Venues
Venues map (pdf)
Traveling to and from IISH
Main venue
International Institute of Social History, Cruquiusweg 31, Amsterdam
The building the IISH nowadays is located in, used to be a former cocoa warehouse. Its collections comprise archival manuscripts (with the original manuscript of Das Kapital by Karl Marx as one of its ‘treasures’), but also large digital files have also been collected or created since then, such as the Historical Sample of the Netherlands. The collected material serves as one of the foundations for the IISH’s research, which has ‘global labour history’ as its theme. This involves the global history of labour and labour relations, centred on the role of working people themselves.
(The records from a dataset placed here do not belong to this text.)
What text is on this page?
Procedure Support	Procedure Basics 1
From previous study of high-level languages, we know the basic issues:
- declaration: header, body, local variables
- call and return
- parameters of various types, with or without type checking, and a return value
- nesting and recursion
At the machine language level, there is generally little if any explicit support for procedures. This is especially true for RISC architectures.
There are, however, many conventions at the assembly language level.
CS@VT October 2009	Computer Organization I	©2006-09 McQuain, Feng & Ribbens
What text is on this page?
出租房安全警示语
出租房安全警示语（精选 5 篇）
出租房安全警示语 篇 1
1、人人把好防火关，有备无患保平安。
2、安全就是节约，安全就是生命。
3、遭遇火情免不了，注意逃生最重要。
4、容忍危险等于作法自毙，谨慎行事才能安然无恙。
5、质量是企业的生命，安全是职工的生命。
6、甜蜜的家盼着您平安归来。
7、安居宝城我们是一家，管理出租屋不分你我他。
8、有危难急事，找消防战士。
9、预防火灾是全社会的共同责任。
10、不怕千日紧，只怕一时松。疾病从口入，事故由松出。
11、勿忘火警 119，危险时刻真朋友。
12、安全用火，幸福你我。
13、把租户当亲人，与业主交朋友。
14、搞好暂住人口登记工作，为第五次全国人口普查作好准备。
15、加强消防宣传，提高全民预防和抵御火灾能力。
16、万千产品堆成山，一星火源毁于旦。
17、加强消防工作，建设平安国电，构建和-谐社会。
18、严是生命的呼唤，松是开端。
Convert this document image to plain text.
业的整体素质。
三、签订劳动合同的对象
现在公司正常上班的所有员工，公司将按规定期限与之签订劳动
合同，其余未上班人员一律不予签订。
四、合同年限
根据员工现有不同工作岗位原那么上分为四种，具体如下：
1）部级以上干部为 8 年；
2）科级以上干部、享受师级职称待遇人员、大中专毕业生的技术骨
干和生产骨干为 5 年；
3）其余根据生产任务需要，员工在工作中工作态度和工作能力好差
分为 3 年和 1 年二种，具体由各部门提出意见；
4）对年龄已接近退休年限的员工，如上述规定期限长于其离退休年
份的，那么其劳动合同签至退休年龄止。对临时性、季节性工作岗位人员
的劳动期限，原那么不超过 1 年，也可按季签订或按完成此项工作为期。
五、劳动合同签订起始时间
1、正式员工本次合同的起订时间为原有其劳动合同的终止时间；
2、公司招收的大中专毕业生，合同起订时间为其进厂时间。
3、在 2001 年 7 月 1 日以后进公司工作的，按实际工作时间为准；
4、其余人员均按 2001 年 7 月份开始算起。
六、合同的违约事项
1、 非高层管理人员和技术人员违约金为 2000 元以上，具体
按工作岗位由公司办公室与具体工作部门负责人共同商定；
More info on the history of the IISH can be found here.
Conference dinner (21 May)
Restaurant Oceaan, R.J.H. Fortuynplein 29, Amsterdam
Because of the group size, the dinner will be a fixed vegetarian dinner; of course it is possible to take dietary needs and preferences into account; you can indicate this when registering.
Please note: in case of doubt, select the option NOT to join the dinner. In this way, you will prevent no-show, unnecessary costs and, most importantly, food spillage. In case you later change your mind and decide to join the dinner, an e-mail with your menu preferences to us (posthumus@uu.nl) will suffice: we will be happy to add a plate for you :).
The current building that is now Restaurant Oceaan was built in 1951 as the Amsterdam office of the Nederlandse Stoomvaart Maatschappij Oceaan [transl.: the Dutch Steamship Company Oceaan], a small shipping company for steamships traveling to and from the former Dutch East Indies. After the shipping company left the building in 1978, it became a base for (among others) Robert-Jasper Grootveld, a famous Dutch hippy personality in the 1960s and 1970s. Here, Grootveld created his ‘floating gardens’,/ plants and trees planted on rafts of Styrofoam, now still floating in the waters of this part of town. After the location had been vacant for several years at the beginning of this century, several local people from the neighbourhood started a crowd funding and managed to become the owners of the building, which was then turned into the current Restaurant Oceaan.